Natural disasters like earthquakes and extreme weather are obvious critical events. With the global pandemic, critical event management (CEM) has been vital to saving lives in supporting the necessary logistics for personal protective equipment (PPE) and vaccination rollouts. Keeping people, places and organizations safe has also been of major concern to first responders during the freezing cold shocks that swept across the United States this past winter, particularly in Texas, which suffered power outages due to transmission line failure from severe drops in temperature.
However, CEM encompasses more than fire, floods and snow. From civil insurrection and major traffic accidents, acts of arson and public utility tampering, the importance of communication cannot be overstressed when encountering threats. While the hacker attack hoping to poison a Florida water treatment center was circumvented and tragic results prevented, the attempt indicates a growing trend being used to do direct physical damage to people and organizations. And, the United States is now working to recover from two major ransomware attacks that shut down the Colonial Pipeline, with a huge impact on fuel and food supply chains and cascading logistics and pricing impacts on organizations and consumers.

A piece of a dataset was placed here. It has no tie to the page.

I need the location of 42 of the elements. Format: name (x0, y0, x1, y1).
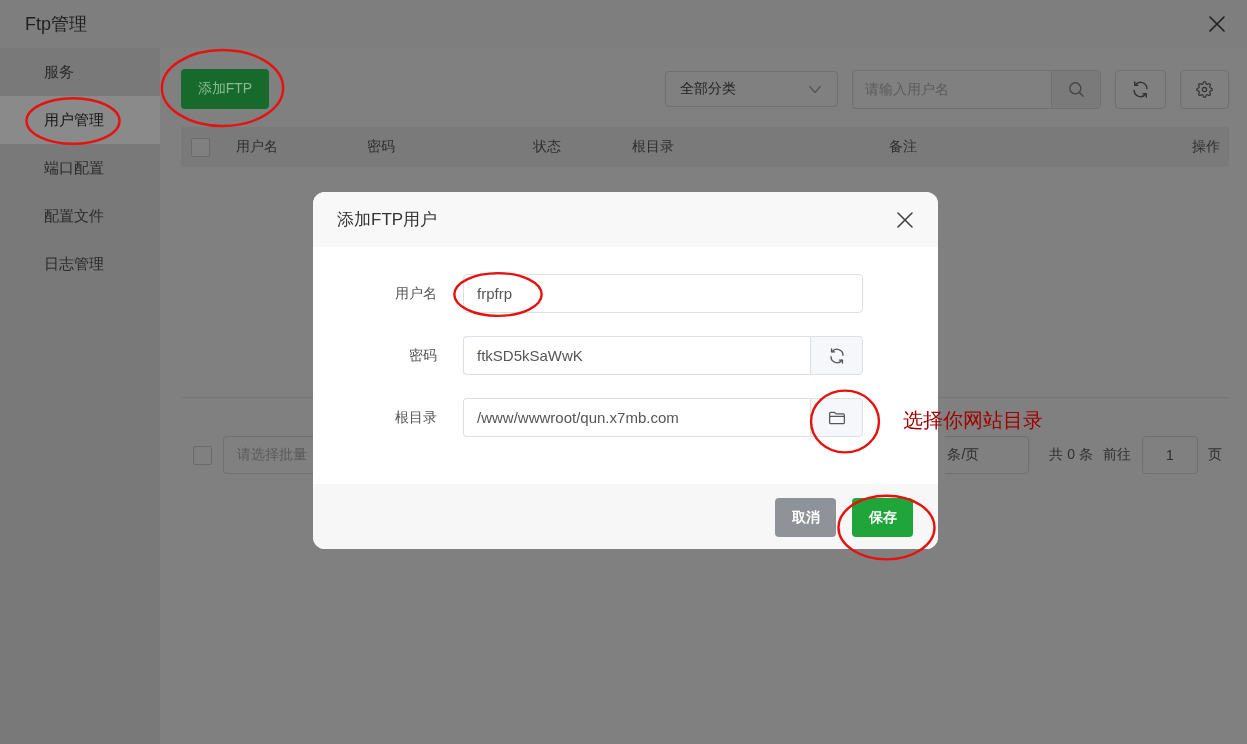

Taking a prevention-first approach can help minimize risks. Having a unified communications system and strategy in place is essential for manufacturing organizations to respond and recover from a crisis when it does happen. CEM is also significant to related (yet less associated) affected supply chain businesses. For example, a manufacturer that’s forced to shut down from a chemical explosion disrupting production, might fall behind in providing the products needed by its customers. When those customers cannot meet their production demands, this adversely affects more businesses requiring their resources, further down the supply chain.
Safety is a metric for manufacturing plants. Shutdowns hit revenue and disruptions in one area can significantly impact supply chains. Advance preparation for critical events helps organizations be ready to respond effectively, recover rapidly and continuously improve processes.
Managing the event
Being able to prepare, plan and respond to a serious event is critical for recovery.
Plan. The spectrum of events organizations face is inevitable. Improve operational resilience by assessing risks, communications templates, and workflows to be prepared and ready to take action before something happens.
Respond. Activating strategic communications to handle actual incidents is essential for orchestrating quick and effective responses. Secure, bi-directional communication can mitigate confusion and account for impacted people and assets.
Recover. Staying on top of events, increasing situational awareness and establishing steps to resolve incidents aids in the rapid recovery of disrupted processes.
Accomplishing all of this from a single pane of glass, on the same system, makes for an effective CEM solution.
100% accountability
When individuals are unaccounted for during a crisis, CEM solutions can provide the ability to track people and send secure notifications through an established platform. With continuous updates alerting support teams and services, an organization experiencing a critical event can locate workers, direct them to safety, and account for their whereabouts. In some cases, 100% accountability is a legal requirement for ensuring the physical protection of employees.
Secure, bi-directional notifications
Highly regulated industries such as oil and gas, healthcare and commercial entities all need to account for their employees’ health and safety. During an emergency situation, accurate and timely notifications and bi-directional communication is crucial.
When CEM information is accurate and secure, organizations are more likely to work together when they can trust and leverage the same platform. Effective CEM solutions ingest threat intelligence and utilize the Industrial Internet of Things (IIoT) with sensors that serve as authoritative sources in systems that can be triggered automatically or manually. Geo-fencing creates maps in or outside of a designated area to raise awareness of a threat and enable measures of protection.
During a crisis, a successful CEM platform bridges communications between the local municipality, the commercial entity, and emergency services. Workflows can be automated but systems are often so powerful that they trigger response actions which are sometimes false positives. Human involvement is key to evaluating each inbound event, ensuring proper analysis and avoiding dispatch of unnecessary services. Advance notifications allow organizations to pivot, saving precious time, resources and more during a critical event.
From the most common use cases of worsening weather conditions to unforeseen production failures, a strategic communications system can help contain an incident, maintain environmental safety and inform leaders when it is safe to return to work and resume manufacturing. When the key steps of preparation, planning, response and recovery are in place and properly executed, organizations can better manage critical events and learn from current practices to continuously improve for handling future events.